DBDigger: reorganized proteomic database identification that improves flexibility and speed.

Database search identification algorithms, such as Sequest and Mascot, constitute powerful enablers for proteomic tandem mass spectrometry. We introduce DBDigger, an algorithm that reorganizes the database identification process to remove a problematic bottleneck. Typically such algorithms determine which candidate sequences can be compared to each spectrum. Instead, DBDigger determines which spectra can be compared to each candidate sequence, enabling the software to generate candidate sequences only once for each HPLC separation rather than for each spectrum. This reorganization also reduces the number of times a spectrum must be predicted for a particular candidate sequence and charge state. As a result, DBDigger can accelerate some database searches by more than an order of magnitude. In addition, the software offers features to reduce the performance degradation introduced by posttranslational modification (PTM) searching. DBDigger allows researchers to specify the sequence context in which each PTM is possible.

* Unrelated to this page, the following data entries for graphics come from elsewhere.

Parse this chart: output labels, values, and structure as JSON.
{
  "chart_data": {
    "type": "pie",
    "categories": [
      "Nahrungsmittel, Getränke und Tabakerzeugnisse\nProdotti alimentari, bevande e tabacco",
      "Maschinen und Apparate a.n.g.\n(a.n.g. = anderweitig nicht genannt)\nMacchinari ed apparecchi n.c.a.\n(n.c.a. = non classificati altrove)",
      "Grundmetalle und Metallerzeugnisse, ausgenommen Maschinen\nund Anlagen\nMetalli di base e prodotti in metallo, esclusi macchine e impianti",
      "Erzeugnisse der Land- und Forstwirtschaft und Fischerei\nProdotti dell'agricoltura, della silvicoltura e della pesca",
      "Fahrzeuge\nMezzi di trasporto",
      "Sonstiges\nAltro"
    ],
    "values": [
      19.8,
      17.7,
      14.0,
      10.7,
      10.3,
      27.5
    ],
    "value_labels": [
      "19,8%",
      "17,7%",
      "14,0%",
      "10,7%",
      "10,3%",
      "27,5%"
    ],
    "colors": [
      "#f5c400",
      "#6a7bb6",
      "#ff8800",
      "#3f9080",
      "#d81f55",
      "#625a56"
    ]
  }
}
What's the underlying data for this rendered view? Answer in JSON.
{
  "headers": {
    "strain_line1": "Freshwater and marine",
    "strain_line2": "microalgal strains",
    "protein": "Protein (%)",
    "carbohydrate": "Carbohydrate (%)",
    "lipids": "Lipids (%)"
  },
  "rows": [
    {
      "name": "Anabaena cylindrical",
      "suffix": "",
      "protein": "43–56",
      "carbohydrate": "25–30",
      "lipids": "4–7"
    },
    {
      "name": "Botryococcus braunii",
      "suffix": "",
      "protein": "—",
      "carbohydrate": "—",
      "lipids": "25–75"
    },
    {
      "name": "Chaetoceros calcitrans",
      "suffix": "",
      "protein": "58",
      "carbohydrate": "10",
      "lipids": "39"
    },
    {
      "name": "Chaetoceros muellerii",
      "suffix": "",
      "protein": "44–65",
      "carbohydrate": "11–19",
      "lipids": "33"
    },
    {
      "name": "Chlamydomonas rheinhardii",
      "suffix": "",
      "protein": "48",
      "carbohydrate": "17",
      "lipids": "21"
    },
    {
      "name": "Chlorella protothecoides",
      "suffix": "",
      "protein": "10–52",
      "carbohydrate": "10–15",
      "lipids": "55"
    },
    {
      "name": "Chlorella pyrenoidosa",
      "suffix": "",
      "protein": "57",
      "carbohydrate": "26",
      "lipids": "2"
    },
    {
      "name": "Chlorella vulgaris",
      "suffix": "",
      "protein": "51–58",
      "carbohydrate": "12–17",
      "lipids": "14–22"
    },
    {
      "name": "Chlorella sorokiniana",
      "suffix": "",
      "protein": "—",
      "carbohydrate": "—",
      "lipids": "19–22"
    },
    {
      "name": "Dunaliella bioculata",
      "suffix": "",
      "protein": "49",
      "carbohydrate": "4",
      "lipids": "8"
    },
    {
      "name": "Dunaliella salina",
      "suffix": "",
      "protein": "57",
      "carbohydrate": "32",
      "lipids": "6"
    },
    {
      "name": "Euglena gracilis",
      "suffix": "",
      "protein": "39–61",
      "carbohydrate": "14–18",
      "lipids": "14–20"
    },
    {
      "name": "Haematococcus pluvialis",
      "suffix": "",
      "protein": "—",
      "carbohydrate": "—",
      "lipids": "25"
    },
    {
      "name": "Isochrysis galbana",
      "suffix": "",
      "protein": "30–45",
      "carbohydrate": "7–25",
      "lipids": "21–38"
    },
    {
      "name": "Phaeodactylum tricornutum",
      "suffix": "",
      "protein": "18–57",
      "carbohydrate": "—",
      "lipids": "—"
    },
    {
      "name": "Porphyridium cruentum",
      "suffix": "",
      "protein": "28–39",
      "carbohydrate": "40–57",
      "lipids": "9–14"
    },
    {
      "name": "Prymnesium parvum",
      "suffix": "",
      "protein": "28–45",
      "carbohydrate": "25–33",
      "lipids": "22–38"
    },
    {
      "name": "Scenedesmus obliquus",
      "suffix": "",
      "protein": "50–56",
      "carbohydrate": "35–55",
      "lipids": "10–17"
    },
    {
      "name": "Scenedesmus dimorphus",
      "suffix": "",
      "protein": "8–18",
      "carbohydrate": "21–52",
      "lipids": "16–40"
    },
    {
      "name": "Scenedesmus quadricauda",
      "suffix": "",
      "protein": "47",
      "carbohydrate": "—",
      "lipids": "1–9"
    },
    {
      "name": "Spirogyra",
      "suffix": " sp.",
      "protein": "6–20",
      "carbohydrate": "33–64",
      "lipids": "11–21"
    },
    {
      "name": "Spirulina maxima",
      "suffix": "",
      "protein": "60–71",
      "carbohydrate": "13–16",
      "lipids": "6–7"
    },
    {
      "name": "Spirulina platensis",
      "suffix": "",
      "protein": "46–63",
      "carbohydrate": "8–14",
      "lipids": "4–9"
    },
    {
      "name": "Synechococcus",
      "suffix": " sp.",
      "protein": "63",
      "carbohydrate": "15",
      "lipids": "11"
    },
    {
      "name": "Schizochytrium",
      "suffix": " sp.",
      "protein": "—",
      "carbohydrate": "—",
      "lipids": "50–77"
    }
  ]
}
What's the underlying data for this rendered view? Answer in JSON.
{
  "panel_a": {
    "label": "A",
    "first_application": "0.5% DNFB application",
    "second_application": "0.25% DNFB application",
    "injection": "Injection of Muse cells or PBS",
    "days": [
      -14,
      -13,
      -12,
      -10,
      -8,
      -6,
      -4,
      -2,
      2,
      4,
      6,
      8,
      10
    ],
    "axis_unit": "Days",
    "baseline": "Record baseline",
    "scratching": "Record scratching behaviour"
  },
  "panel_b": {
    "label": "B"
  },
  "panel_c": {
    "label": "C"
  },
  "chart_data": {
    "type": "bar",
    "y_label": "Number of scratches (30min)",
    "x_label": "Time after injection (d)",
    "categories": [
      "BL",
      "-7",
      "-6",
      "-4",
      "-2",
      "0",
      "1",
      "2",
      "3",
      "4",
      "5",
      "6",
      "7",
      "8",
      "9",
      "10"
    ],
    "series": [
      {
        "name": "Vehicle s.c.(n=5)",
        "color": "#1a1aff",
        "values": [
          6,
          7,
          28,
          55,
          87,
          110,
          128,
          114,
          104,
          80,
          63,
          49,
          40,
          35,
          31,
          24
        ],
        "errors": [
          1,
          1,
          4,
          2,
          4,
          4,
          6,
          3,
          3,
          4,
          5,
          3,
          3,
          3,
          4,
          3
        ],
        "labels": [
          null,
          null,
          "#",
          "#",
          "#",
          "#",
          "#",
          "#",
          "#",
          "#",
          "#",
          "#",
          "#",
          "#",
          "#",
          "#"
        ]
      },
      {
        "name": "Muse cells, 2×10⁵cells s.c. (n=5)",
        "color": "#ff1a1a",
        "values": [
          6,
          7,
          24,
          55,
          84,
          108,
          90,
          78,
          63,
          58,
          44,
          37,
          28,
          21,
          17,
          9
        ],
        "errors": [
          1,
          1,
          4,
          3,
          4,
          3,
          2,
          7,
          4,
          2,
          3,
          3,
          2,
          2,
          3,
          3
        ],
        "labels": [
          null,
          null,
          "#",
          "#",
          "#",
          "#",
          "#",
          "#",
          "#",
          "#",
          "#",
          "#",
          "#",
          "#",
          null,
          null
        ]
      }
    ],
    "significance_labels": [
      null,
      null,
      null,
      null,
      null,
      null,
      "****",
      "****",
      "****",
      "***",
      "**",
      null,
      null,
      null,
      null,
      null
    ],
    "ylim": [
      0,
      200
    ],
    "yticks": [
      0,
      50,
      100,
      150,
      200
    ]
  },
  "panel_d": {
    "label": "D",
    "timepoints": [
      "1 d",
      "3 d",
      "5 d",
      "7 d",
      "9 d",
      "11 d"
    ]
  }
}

In the case of CNBr digests, for example, modified methionine residues can be limited to occur only at the C-termini of peptides. Use of "context-dependent" PTM searching reduces the performance penalty relative to traditional PTM searching. We characterize the performance possible with DBDigger, showcasing MASPIC, a new statistical scorer. We describe the implementation of these innovations in the hope that other researchers will employ them for rapid and highly flexible proteomic database search.